Becoming a licensed foster care home so that you may accept placements of foster children can be quite an arduous process. In Texas, you must first attend an informational meeting on foster care before you can attend 30 hours of mandatory PRIDE training. After that, you must pass a home study.
That’s home stretch, so to speak, or it is for most, except us….here is Foster2Forever’s Top 3 Ways to Delay Getting Your Foster Care License.
1. LIVE IN THE MIDDLE OF NOWHERE
At the time we began our journey to become foster parents, we lived in a small rural Texas town at least 45 minutes from any town over 10,000. We complete our PRIDE training in March 2007, and did not get scheduled for our home study until the end of May, over 2 months later!
We learned later that our current foster home caseworker was the one that scheduled our home study. She’s told us how she struggled to find someone willing to travel so far to our rural home to conduct the home visit for the home study. She jokes with us about how nobody had heard of our village. So if you want a quick home study – don’t live in the boonies!
2. MOVE TO ANOTHER LOCATION DURING THE HOME STUDY PROCESS
We had made the decision a year before (in 2006) to move from the boonies back to my hometown – a city of over 100,000. We had an offer on our rural home in late-March and were closing the end of May. All just in time for the home study visit scheduled the week of our move.
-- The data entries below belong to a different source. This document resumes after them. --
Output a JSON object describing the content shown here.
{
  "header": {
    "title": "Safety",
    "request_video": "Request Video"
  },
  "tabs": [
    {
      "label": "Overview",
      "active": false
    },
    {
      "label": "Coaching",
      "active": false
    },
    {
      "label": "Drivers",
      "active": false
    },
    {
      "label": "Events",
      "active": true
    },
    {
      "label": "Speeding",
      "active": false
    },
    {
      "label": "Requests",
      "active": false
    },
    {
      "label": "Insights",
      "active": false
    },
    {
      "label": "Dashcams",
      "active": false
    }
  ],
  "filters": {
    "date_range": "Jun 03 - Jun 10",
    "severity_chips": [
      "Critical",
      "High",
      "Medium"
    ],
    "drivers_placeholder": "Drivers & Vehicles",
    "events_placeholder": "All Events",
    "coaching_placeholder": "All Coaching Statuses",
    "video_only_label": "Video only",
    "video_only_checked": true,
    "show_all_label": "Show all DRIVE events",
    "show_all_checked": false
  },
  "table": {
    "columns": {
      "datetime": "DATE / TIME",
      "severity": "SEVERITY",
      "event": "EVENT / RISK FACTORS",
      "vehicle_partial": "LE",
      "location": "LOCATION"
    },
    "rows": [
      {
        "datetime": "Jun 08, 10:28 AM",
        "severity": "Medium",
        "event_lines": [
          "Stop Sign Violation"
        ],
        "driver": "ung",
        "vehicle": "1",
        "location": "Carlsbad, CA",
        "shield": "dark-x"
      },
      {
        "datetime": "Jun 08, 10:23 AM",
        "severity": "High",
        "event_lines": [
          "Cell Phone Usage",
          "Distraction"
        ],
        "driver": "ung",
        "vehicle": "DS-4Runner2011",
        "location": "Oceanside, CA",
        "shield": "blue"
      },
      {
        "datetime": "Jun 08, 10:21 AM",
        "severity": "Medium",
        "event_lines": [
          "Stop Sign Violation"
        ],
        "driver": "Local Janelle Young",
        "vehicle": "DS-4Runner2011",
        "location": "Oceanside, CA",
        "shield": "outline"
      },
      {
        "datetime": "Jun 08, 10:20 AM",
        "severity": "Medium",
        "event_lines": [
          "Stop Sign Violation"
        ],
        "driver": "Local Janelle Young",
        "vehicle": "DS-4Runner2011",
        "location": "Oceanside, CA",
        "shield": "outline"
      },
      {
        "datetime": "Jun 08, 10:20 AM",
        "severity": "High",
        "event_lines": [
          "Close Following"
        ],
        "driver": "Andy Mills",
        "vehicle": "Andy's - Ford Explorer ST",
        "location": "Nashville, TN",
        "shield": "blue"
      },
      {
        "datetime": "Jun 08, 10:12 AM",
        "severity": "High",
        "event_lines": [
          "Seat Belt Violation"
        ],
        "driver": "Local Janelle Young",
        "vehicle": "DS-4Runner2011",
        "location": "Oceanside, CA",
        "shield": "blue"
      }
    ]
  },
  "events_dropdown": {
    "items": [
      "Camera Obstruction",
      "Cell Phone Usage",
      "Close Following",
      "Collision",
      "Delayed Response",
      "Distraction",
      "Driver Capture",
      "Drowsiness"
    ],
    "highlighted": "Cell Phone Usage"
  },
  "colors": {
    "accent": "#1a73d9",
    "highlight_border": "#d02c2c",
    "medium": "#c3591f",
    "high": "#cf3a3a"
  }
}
The lady walks into our living room with no living room furniture and boxes everywhere. She had to conduct the interview sitting with us around the dining room table. It went well, and she seemed to understand our situation.
A couple of weeks after our move, we were assigned a home caseworker that informed us that we needed to conduct a new fire and health inspection. We were so happy to be back in civilization, but larger cities do have disadvantages — we didn’t get our health inspection scheduled until mid-July.
Because we had moved, we had to also schedule another home visit. Our new caseworker visited, and we passed the walk-through; however, she did bring some bad news…
3. HAVE A STATE AGENCY REFUSE TO LICENSE YOU FOR FOSTER CARE
Yep, you read that right! I find it hard to believe myself. Especially, given the foster home shortage. But it’s all true! Someone in the agency did NOT want us to be licensed for foster care. “You can be licensed for adoption only.”
“YOU’VE GOT TO BE KIDDING ME!“
Apparently, someone thought that I would get “too attached” to a foster child, since I had no children of my own. I couldn’t believe it! (I still can’t, really)
So we sat as an “adoption only” home for months, until “someone” in the agency was transferred….
What challenges did you face in becoming a licensed foster home?